Prime Minister Ahmet Davutoglu was to meet with Erdogan later Tuesday after their Justice and Development Party, or AKP, lost its parliamentary majority in Sunday’s vote. It won less than 41 percent of the votes, getting 258 seats in the 550-seat parliament, 18 seats short of the minimum required to rule alone.
It was not clear if Davutoglu would submit his resignation, in line with political custom. In that event, Erdogan would ask Davutoglu to remain in office until a new government is formed. Davutoglu’s status remains uncertain after the humiliating setback for the party.
Erdogan has been a dominant and divisive figure as he fiercely campaigned in favor of the AKP, flouting a constitutional rule that required him to be neutral. He had hoped that the party, which he founded in 2001, would win a supermajority so it could reshape Turkey’s democracy into a presidential system where he would wield control over government affairs.
The AKP now faces difficult negotiations to coax the right-wing Nationalists into the next government or, less likely, the main secularist Republican People’s Party or the pro-Kurdish People’s Democratic Party. If no deal is reached on a coalition, a fragile minority government and early elections loom.
Analysts say opposition parties are expected to demand that Erdogan stays within the constitutional boundaries of the largely ceremonial presidency and that the AKP abandon plans for a switch to a presidential system. It’s not known if Erdogan, who needs to approve any new government, would sign off on such a deal.
On Tuesday, the pro-Kurdish party that upset Erdogan’s ambitions by winning 80 seats in parliament again vowed not to enter in a coalition agreement with the AKP.
AKP deputy leader Yasin Aktay said, however, his party was not ruling out any coalition combinations.
“There is no need for gloom,” Aktay said. “We will do all that is necessary to form a coalition and not leave the country without a government.”
Erdogan, who dominated airwaves throughout the campaign, has hardly been seen in public since the election upset. A humorous clock on the Internet keeps tabs on the days, hours, minutes and seconds he has not appeared on airwaves.

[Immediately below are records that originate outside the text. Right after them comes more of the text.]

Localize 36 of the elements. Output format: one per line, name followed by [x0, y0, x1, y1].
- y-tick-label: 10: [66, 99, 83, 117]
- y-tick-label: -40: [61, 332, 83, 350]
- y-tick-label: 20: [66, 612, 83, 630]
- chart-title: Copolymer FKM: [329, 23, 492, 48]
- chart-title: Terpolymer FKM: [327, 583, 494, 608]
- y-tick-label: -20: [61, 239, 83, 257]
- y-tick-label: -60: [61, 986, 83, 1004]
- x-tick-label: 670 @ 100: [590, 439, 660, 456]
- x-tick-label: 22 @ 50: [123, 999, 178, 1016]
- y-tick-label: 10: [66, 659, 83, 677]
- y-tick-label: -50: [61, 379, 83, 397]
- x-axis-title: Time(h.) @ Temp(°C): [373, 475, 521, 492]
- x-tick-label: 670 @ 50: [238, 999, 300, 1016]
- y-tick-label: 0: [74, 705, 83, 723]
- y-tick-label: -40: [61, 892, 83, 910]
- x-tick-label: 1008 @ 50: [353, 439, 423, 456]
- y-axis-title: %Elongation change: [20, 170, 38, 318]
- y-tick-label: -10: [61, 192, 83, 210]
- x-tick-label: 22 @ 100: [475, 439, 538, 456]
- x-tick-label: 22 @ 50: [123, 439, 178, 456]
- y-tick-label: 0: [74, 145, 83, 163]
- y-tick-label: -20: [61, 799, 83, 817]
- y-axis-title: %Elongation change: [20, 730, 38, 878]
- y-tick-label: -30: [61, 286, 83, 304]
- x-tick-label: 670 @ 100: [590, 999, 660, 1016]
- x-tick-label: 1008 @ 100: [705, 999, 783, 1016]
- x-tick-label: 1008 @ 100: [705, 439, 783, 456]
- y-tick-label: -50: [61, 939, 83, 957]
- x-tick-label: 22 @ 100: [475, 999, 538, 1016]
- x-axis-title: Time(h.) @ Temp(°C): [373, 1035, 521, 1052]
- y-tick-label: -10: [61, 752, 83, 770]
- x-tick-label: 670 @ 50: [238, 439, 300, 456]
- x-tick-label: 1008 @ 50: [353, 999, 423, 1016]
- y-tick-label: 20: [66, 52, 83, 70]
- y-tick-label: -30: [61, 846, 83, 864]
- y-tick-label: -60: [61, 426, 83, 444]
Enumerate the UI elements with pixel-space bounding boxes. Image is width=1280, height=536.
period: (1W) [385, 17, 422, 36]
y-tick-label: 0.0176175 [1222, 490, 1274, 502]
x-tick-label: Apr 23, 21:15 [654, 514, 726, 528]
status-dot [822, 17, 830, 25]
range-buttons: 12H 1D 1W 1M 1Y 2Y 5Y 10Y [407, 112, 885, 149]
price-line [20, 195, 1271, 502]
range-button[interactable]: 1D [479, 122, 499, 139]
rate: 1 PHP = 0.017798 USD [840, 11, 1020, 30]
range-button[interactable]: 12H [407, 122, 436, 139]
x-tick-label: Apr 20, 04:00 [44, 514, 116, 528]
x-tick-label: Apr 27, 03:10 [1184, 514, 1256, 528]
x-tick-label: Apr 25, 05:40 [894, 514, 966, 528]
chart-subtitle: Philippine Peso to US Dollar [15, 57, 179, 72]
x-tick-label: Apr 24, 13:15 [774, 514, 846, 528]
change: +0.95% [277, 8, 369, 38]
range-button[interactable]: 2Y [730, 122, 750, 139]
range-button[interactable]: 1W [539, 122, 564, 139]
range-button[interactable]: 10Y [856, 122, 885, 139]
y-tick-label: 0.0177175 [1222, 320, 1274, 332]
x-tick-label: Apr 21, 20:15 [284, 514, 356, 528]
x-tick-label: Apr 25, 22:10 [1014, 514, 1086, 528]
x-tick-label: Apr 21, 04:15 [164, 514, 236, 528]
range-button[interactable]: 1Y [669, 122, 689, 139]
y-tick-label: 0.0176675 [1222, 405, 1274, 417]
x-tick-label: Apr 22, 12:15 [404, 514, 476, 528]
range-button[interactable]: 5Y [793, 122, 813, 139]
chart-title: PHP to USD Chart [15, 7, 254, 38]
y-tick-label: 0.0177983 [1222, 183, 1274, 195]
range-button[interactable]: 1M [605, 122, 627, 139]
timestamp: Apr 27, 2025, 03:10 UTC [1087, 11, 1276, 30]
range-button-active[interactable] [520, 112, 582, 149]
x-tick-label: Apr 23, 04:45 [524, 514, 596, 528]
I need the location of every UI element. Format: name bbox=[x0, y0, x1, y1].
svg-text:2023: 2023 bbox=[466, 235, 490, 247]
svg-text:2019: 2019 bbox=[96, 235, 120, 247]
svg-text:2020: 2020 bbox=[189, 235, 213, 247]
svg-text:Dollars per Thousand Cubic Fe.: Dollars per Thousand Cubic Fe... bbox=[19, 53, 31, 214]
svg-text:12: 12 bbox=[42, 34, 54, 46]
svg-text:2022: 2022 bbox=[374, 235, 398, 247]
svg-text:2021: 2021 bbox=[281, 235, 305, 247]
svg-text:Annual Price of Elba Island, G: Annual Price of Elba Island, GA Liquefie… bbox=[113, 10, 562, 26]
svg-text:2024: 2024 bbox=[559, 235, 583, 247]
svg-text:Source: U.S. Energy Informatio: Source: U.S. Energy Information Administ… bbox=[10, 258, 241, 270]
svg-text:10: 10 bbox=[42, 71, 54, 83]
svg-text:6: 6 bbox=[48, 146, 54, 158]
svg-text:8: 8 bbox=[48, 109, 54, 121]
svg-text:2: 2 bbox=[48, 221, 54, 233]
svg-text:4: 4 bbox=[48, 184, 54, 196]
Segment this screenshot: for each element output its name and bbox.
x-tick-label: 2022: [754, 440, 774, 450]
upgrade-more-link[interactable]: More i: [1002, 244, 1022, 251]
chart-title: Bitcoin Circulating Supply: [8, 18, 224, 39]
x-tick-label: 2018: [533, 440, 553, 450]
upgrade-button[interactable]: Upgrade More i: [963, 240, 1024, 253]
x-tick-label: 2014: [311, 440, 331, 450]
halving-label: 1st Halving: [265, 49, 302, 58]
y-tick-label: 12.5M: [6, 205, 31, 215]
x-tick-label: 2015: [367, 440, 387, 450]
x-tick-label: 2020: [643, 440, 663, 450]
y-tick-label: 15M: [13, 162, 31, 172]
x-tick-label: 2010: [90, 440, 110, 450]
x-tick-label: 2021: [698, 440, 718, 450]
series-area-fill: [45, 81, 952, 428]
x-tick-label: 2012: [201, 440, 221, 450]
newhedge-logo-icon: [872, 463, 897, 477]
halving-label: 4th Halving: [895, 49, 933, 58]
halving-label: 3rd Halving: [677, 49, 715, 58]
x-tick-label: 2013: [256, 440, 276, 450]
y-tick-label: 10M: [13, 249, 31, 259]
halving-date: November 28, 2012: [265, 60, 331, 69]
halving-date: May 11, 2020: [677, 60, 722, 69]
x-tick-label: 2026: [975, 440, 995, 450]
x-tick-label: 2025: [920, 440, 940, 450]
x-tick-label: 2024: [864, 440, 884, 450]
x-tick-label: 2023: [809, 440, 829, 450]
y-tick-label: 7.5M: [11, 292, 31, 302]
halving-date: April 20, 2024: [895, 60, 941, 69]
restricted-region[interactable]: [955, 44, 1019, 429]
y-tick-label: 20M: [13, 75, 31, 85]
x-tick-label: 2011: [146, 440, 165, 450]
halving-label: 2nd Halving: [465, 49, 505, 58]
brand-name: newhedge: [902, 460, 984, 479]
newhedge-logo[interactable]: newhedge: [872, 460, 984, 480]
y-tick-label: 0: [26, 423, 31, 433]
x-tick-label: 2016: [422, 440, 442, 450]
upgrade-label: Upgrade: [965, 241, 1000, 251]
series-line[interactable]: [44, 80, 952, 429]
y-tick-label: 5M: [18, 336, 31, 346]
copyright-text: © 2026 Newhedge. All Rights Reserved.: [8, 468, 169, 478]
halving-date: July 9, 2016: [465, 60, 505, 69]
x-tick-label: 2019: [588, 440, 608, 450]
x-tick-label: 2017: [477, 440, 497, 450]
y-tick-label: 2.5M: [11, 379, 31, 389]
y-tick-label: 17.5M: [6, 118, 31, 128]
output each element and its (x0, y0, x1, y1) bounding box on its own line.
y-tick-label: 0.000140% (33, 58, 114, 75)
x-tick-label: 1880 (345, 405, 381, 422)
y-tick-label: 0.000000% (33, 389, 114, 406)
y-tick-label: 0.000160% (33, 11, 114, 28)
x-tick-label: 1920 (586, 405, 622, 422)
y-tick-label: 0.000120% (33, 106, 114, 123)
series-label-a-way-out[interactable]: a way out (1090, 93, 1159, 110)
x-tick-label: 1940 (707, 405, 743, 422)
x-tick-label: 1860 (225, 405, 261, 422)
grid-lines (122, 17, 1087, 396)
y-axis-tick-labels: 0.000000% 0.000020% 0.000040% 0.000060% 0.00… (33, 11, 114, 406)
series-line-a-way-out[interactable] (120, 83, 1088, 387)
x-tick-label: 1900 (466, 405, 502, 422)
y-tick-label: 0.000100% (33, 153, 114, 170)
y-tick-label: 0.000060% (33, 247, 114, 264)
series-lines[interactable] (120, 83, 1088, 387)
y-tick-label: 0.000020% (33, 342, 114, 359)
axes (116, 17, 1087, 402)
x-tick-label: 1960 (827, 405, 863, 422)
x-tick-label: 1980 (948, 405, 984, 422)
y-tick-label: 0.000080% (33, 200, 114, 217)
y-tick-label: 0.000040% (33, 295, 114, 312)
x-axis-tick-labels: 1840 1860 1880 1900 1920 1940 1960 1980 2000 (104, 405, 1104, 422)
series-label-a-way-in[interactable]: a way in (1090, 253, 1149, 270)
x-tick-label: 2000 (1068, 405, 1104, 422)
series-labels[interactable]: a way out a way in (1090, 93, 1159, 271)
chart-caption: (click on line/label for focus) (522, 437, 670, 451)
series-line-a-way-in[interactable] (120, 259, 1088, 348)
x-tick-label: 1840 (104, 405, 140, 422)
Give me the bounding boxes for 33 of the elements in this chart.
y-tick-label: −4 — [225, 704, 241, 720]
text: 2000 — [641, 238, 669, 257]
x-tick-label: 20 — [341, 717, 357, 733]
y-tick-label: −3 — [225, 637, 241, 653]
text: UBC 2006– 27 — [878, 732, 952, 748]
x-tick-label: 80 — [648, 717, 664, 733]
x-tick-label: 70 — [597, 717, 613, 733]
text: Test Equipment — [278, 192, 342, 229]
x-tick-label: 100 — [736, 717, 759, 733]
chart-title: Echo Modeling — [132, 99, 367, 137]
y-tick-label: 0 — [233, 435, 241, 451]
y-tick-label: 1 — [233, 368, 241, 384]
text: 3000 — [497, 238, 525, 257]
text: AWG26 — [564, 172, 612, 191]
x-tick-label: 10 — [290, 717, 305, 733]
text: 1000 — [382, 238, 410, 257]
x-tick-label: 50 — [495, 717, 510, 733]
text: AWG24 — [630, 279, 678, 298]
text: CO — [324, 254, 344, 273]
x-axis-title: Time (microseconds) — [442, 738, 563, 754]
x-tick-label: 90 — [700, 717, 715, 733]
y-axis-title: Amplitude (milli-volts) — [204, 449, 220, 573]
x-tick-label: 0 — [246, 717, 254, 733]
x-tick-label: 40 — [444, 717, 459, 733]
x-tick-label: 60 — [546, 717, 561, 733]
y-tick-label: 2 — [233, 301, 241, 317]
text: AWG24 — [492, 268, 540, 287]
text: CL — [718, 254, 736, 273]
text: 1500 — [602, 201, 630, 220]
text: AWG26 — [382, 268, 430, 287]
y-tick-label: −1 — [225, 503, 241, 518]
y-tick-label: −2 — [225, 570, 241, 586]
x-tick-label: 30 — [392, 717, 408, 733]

A supporter of the pro-Kurdish Peoples’ Democratic Party, (HDP) flashes a “V” as others wave flags of imprisoned Kurdish rebel leader Abdullah Ocalan, during a rally in Istanbul, Turkey on Monday, June 8, a day after the elections. The biggest change from Turkey’s previous parliament is the ascendancy of the People’s Democratic Party, a socially liberal force rooted in the Kurdish nationalism of Turkey’s southeast. It attracted more than 12 percent of votes, breaching the minimum threshold of 10 percent. Turkey’s President Recep Tayyip Erdogan’s longruling Justice and Development Party(AKP), has suffered surprisingly strong losses in parliament that will force it to seek a coalition partner for the next government.